Thursday, July 21, 2011

So You're Thinking About Homeschooling by Lisa Whelchel

As a matter of fact, I am. And, after reading this book, I'm thinking more seriously about homeschooling. This book transforms homeschooling from the daunting, unknown into feasible and attainable.

Lisa Whelchel (a.k.a Blair for those of us who grew up in the 80s) has put together conversational encounters with 15 homeschool families, including her own homeschool story. Each chapter is devoted to one family. The family describes their homeschool situation and the method they use. The family circumstances vary from Dad as teacher, to grandparents as teacher, to traveling the country in an RV. Each family uses a different method, such as, the principle approach, traditional textbooks, classic approach, unschooling, and others.

What I like best about So You’re Thinking About Homeschooling is how real it is. That sounds strange but I felt like I was meeting these families face-to-face and given an opportunity to see what homeschooling really looks like. Whelchel doesn’t gloss things over or paint a rosy picture attempting to win you over. This book introduces you to people who approach homeschooling very differently and who teach very differently. Everyone decides to homeschool for their own reason and everyone settles into a way of “doing school” that fits their family.

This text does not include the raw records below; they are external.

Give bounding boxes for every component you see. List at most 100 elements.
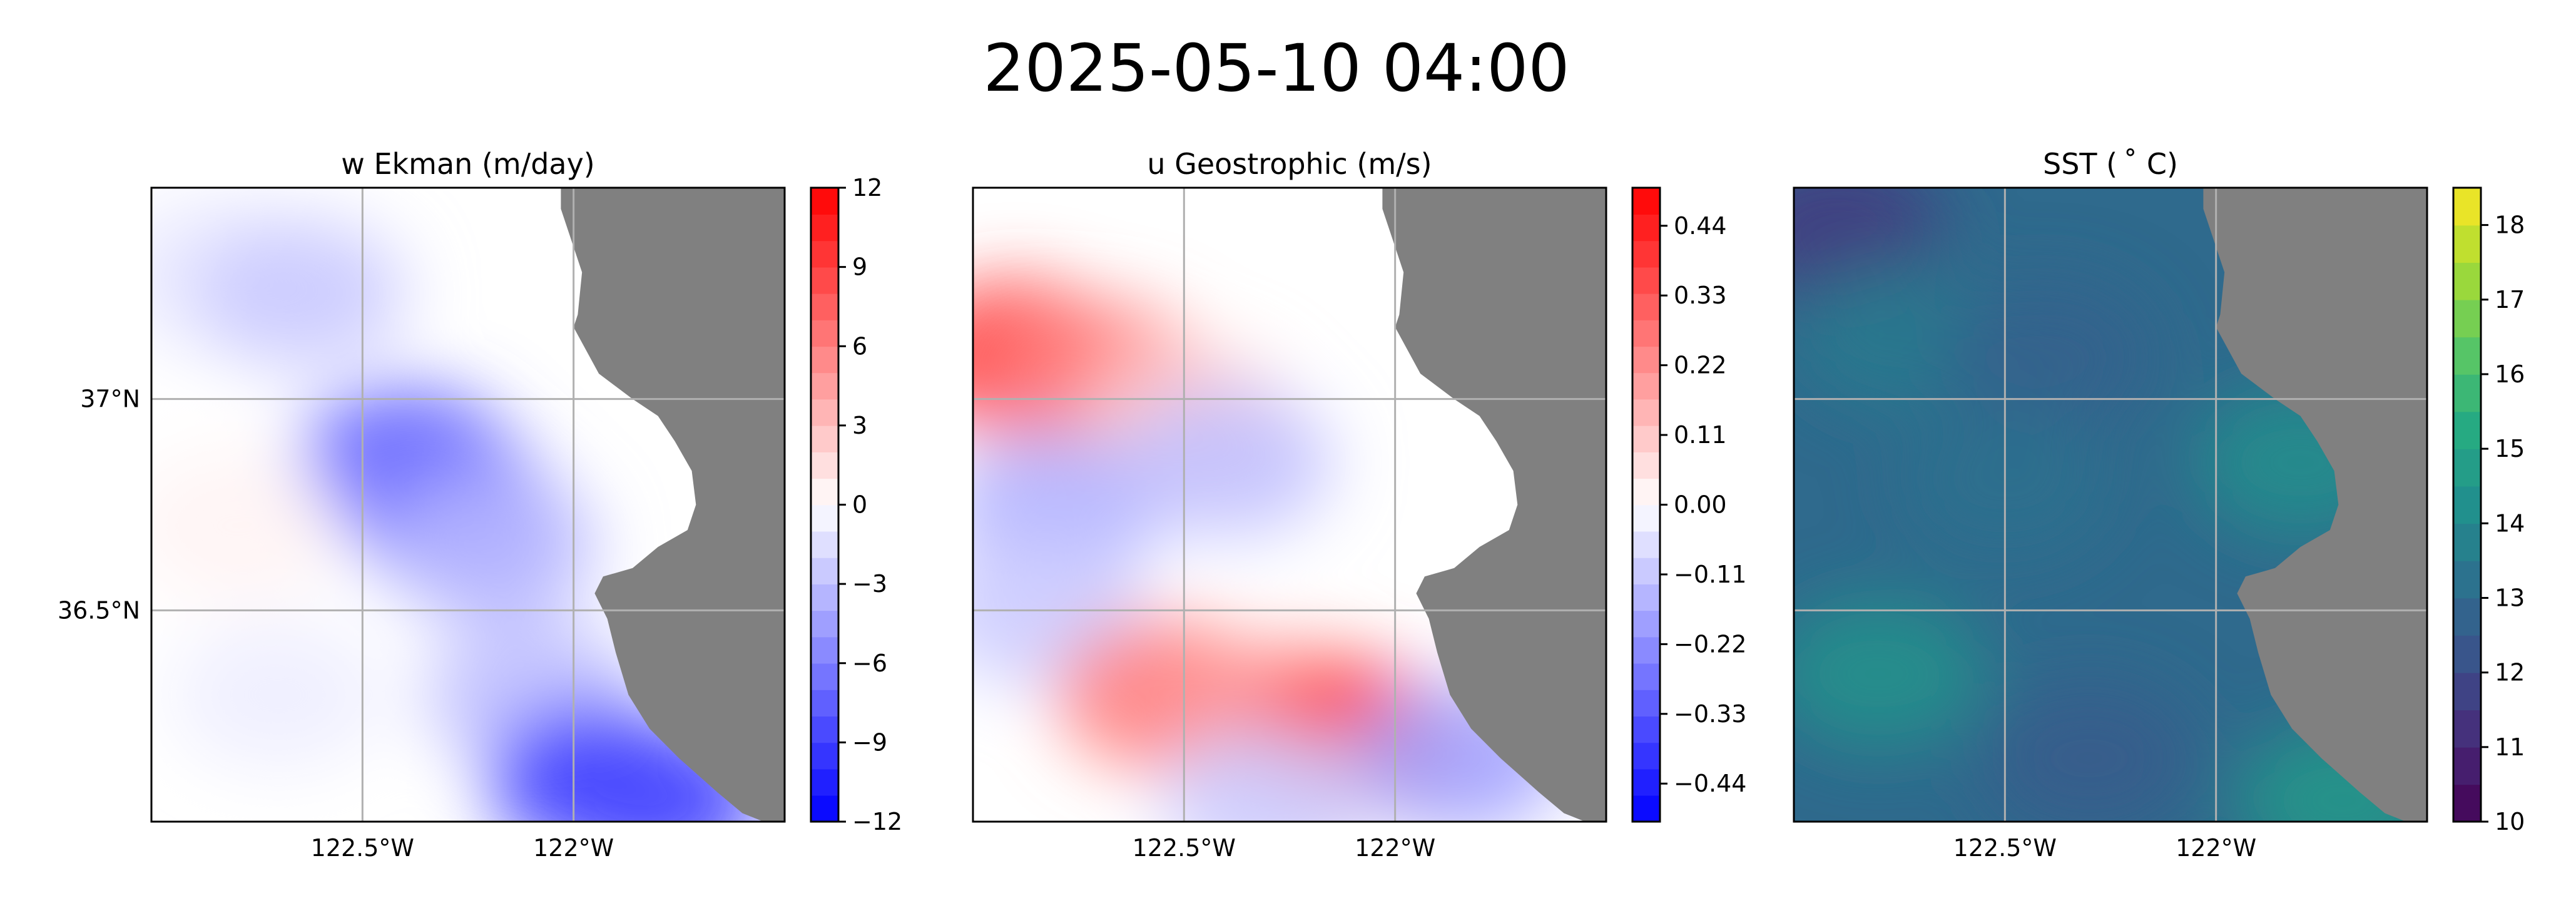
colorbar-tick-label: −0.33 [1674, 700, 1746, 728]
colorbar-tick-label: 9 [852, 253, 867, 281]
land-mask [2203, 188, 2427, 822]
colorbar-tick-label: −0.22 [1674, 630, 1746, 658]
colorbar-segment [1632, 372, 1660, 400]
colorbar-tick-label: 0.00 [1674, 491, 1727, 519]
panel-title: SST ( ˚ C) [2043, 147, 2178, 181]
colorbar-tick-label: 0.44 [1674, 212, 1727, 240]
colorbar-segment [1632, 188, 1660, 215]
colorbar-segment [811, 214, 838, 242]
colorbar-segment [811, 716, 838, 743]
colorbar-segment [1632, 531, 1660, 558]
colorbar-tick-label: 10 [2495, 808, 2525, 835]
colorbar-segment [1632, 663, 1660, 690]
colorbar-segment [1632, 452, 1660, 479]
colorbar-tick-label: 16 [2495, 360, 2525, 388]
colorbar-segment [811, 478, 838, 506]
panel-1: w Ekman (m/day) 122.5°W 122°W 37°N 36.5°N 12 9… [58, 147, 902, 862]
colorbar-segment [811, 768, 838, 796]
field-layer [973, 282, 1565, 822]
colorbar-segment [2453, 449, 2481, 487]
colorbar-tick-label: −12 [852, 808, 902, 835]
colorbar: 12 9 6 3 0 −3 −6 −9 −12 [810, 174, 902, 835]
colorbar-segment [2453, 374, 2481, 412]
colorbar-segment [1632, 557, 1660, 584]
y-tick-label: 37°N [80, 385, 140, 413]
colorbar-segment [811, 425, 838, 452]
colorbar-segment [2453, 747, 2481, 785]
colorbar-segment [1632, 742, 1660, 770]
colorbar-segment [2453, 523, 2481, 561]
panel-2: u Geostrophic (m/s)122.5°W 122°W0.440.330… [972, 147, 1746, 862]
colorbar: 0.44 0.33 0.22 0.11 0.00 −0.11 −0.22 −0.33 −0.44 [1631, 186, 1746, 823]
map-frame [972, 186, 1607, 823]
colorbar-segment [1632, 267, 1660, 294]
land-mask [1382, 188, 1606, 822]
field-feature [1940, 282, 2154, 432]
x-tick-label: 122°W [533, 834, 614, 862]
colorbar-segment [2453, 635, 2481, 673]
panel-title: u Geostrophic (m/s) [1147, 147, 1432, 181]
colorbar-segment [811, 531, 838, 558]
colorbar-tick-label: −0.44 [1674, 770, 1746, 797]
map-frame [1793, 186, 2428, 823]
colorbar-segment [2453, 560, 2481, 599]
colorbar-tick-label: 3 [852, 412, 867, 439]
panel-title: w Ekman (m/day) [341, 147, 595, 181]
colorbar-segment [811, 320, 838, 347]
field-feature [1162, 725, 1375, 822]
colorbar-segment [811, 504, 838, 532]
colorbar-tick-label: 14 [2495, 509, 2525, 537]
field-feature [1794, 598, 1985, 749]
colorbar-segment [1632, 214, 1660, 242]
colorbar-tick-label: 13 [2495, 584, 2525, 611]
colorbar-tick-label: 18 [2495, 212, 2525, 239]
colorbar-segment [811, 399, 838, 426]
field-feature [151, 451, 342, 601]
colorbar-segment [2453, 337, 2481, 375]
colorbar-segment [2453, 598, 2481, 636]
colorbar-segment [811, 293, 838, 320]
colorbar-segment [2453, 411, 2481, 449]
colorbar-tick-label: 15 [2495, 435, 2525, 462]
colorbar-tick-label: 11 [2495, 733, 2525, 761]
colorbar-segment [1632, 425, 1660, 452]
field-feature [171, 620, 385, 770]
colorbar-segment [2453, 225, 2481, 263]
colorbar-segment [811, 610, 838, 638]
map-frame [150, 186, 786, 823]
colorbar-segment [1632, 768, 1660, 796]
x-tick-label: 122.5°W [1953, 834, 2057, 862]
colorbar-segment [2453, 486, 2481, 524]
field-feature [1983, 683, 2196, 822]
colorbar-segment [1632, 716, 1660, 743]
colorbar-tick-label: 6 [852, 332, 867, 360]
colorbar-tick-label: −3 [852, 570, 887, 598]
colorbar-tick-label: 17 [2495, 286, 2525, 314]
colorbar-tick-label: −0.11 [1674, 561, 1746, 588]
field-layer [151, 197, 765, 822]
colorbar-segment [1632, 346, 1660, 374]
colorbar-segment [811, 346, 838, 374]
field-feature [1119, 387, 1333, 538]
colorbar-segment [2453, 188, 2481, 226]
colorbar-segment [811, 557, 838, 584]
colorbar-segment [1632, 240, 1660, 268]
colorbar-tick-label: 0.22 [1674, 352, 1727, 379]
colorbar-segment [1632, 636, 1660, 664]
x-tick-label: 122°W [1355, 834, 1435, 862]
figure-suptitle: 2025-05-10 04:00 [983, 30, 1569, 106]
colorbar-segment [1632, 504, 1660, 532]
colorbar-tick-label: −9 [852, 728, 887, 756]
colorbar-tick-label: 0 [852, 491, 867, 519]
colorbar-segment [1632, 320, 1660, 347]
colorbar-segment [811, 795, 838, 822]
colorbar-tick-label: −6 [852, 650, 887, 677]
colorbar-frame [2452, 186, 2482, 823]
colorbar-tick-label: 12 [852, 174, 882, 201]
x-tick-label: 122°W [2176, 834, 2256, 862]
colorbar-segment [811, 188, 838, 215]
colorbar-tick-label: 0.11 [1674, 421, 1727, 449]
colorbar-tick-label: 12 [2495, 659, 2525, 686]
colorbar-segment [1632, 293, 1660, 320]
colorbar-segment [1632, 478, 1660, 506]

Whelchel chose the perfect writing style for this book, conversational, not confrontational. The format of meeting a new family with each chapter worked well with the subject matter. As I read I could easily determine aspects that would fit our circumstances, methods that would suit or kids and other details. When I completed the book I felt like I had a better sense of what homeschooling would look like at my house. Homeschooling doesn’t seem like such a scary thing anymore.

I highly recommend So You're Thinking About Homeschooling to anyone who has even had one minute thought about homeschooling. This book would also be good for those who tend to be critical of homeschooling or who don’t understand homeschooling because it presents many approaches and lifestyles.